Menu
Libération
Prisons

L’isolement des narcotrafiquants voulu par Darmanin est «attentatoire aux droits fondamentaux», selon l’Observatoire international des prisons

Alors qu’une proposition de loi sur le trafic de drogue est à l’étude à l’Assemblée, le ministre de la Justice tente d’y adjoindre une mesure visant à durcir les conditions carcérales de certains détenus, notamment les narcotrafiquants.
Des agents pénitentiaires devant l'entrée de la maison d'arrêt de Seine-Saint-Denis, Villepinte, le 15 mai 2024. (Denis Allard/Libération)
publié le 4 mars 2025 à 14h53

Dans le monde idéal de Gérald Darmanin, les détenus, notamment les narcotrafiquants les plus dangereux, subiraient un isolement quasi-total : alors qu’une proposition de loi pour lutter contre le narcotrafic en France arrive ce mardi 4 mars en commission, le gouvernement a déposé un amendement visant à créer des quartiers de lutte contre la criminalité organisée au sein même des prisons.

Ce nouveau régime carcéral que le ministre de la Justice veut faire adopter par le Parlement est «attentatoire aux droits fondamentaux des personnes détenues», met en garde mardi 4 mars l’Observatoire international des prisons (OIP) dans un communiqué.

Le gouvernement souhaite que le placement dans ces quartiers ait une durée de validité de quatre ans, renouvelable, ce qui est «à l’opposé de l’idée selon laquelle l’isolement carcéral doit être le plus court possible», déplore l’OIP. Par ailleurs, ce régime automatiserait «les mesures les plus attentatoires aux droits humains et libertés fondamentales : fouilles à nu systématiques, parloirs hygiaphones, interdiction d’accès aux unités de vie familiale et parloirs familiaux, ou encore restriction drastique de l’accès au téléphone à un minimum de deux heures deux fois par semaine».

Un risque d’arbitraire

«Le garde des Sceaux propose finalement d’instituer ce qui ressemble dangereusement aux QHS : les quartiers de haute sécurité», fermés en 1982 par l’ancien ministre de la Justice Robert Badinter qui dénonçait leur «régime inhumain», rappelle l’OIP dans son communiqué. Avec ce qui est proposé, «c’est tout le champ de la criminalité organisée […] qui est aujourd’hui susceptible d’être concerné», craint l’association. «Et ce, que les personnes détenues soient condamnées ou simplement mises en cause – et donc présumées innocentes», ajoute-t-elle.

Il est prévu que la décision de placement dans ces quartiers relève du ministre de la Justice, un «nouveau pouvoir discrétionnaire» qui «présente un risque évident d’arbitraire tant ces critères sont flous et la paranoïa sécuritaire totale». L’Observatoire déplore que «la question du sens de la peine» soit «totalement occultée pour une obsession sécuritaire, feignant d’ignorer les effets néfastes de l’isolement sur la santé des personnes qui y sont soumises, et l’impact à plus long terme sur la préparation et construction d’un projet de sortie», souligne encore l’OIP.

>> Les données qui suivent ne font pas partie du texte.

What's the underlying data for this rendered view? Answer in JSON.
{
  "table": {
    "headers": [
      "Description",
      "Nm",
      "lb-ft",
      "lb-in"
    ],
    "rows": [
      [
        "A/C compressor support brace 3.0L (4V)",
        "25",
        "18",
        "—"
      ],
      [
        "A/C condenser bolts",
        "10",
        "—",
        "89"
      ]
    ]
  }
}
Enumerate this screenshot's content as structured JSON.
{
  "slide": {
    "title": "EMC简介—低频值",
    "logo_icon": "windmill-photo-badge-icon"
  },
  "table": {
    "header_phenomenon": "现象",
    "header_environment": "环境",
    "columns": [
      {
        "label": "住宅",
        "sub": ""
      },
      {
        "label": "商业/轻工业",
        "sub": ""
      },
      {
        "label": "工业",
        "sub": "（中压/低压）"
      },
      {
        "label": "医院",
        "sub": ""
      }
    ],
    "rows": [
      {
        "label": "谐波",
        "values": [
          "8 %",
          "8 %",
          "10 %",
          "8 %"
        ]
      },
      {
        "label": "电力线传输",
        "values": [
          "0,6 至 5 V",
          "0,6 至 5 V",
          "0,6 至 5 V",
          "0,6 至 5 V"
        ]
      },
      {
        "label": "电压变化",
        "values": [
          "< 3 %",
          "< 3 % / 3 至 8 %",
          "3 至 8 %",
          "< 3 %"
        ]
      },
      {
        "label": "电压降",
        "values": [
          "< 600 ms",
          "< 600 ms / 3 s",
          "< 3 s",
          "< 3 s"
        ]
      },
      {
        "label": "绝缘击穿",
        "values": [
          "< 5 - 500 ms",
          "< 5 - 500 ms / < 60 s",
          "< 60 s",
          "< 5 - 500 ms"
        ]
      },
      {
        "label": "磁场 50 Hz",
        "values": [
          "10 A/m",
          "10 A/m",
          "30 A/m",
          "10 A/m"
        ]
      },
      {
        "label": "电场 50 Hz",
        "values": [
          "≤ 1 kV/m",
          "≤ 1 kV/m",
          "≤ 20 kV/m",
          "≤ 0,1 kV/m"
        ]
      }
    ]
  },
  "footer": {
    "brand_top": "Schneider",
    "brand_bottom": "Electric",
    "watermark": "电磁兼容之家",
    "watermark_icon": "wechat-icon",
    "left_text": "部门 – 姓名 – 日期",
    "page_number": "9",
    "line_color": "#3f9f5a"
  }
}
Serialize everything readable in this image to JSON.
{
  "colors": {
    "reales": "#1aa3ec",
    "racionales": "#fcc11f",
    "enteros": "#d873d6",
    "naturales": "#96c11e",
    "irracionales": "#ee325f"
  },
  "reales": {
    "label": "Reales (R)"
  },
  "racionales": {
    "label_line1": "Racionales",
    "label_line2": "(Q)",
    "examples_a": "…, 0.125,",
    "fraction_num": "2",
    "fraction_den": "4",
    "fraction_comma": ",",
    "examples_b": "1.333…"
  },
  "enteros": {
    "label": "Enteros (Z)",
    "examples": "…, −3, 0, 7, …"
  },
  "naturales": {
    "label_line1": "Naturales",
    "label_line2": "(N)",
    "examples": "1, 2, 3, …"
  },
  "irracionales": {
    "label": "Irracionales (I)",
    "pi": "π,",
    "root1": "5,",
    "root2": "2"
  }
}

En parallèle de ce projet de quartier de haute sécurité pour les détenus les plus dangereux, notamment les narcotrafiquants, les places de semi-liberté seront doublées d’ici 2027, soit 3 000 places, a récemment annoncé le garde des Sceaux. Selon le ministère, «cette mesure permettra notamment de lutter contre la surpopulation carcérale et de favoriser la réinsertion». Car, au 1er février, les prisons françaises comptaient 81 599 détenus pour seulement 62 363 places opérationnelles, d’après les statistiques dévoilées par le ministère de la Justice. Les prisons sont occupées à hauteur de 130,8 %, un chiffre record.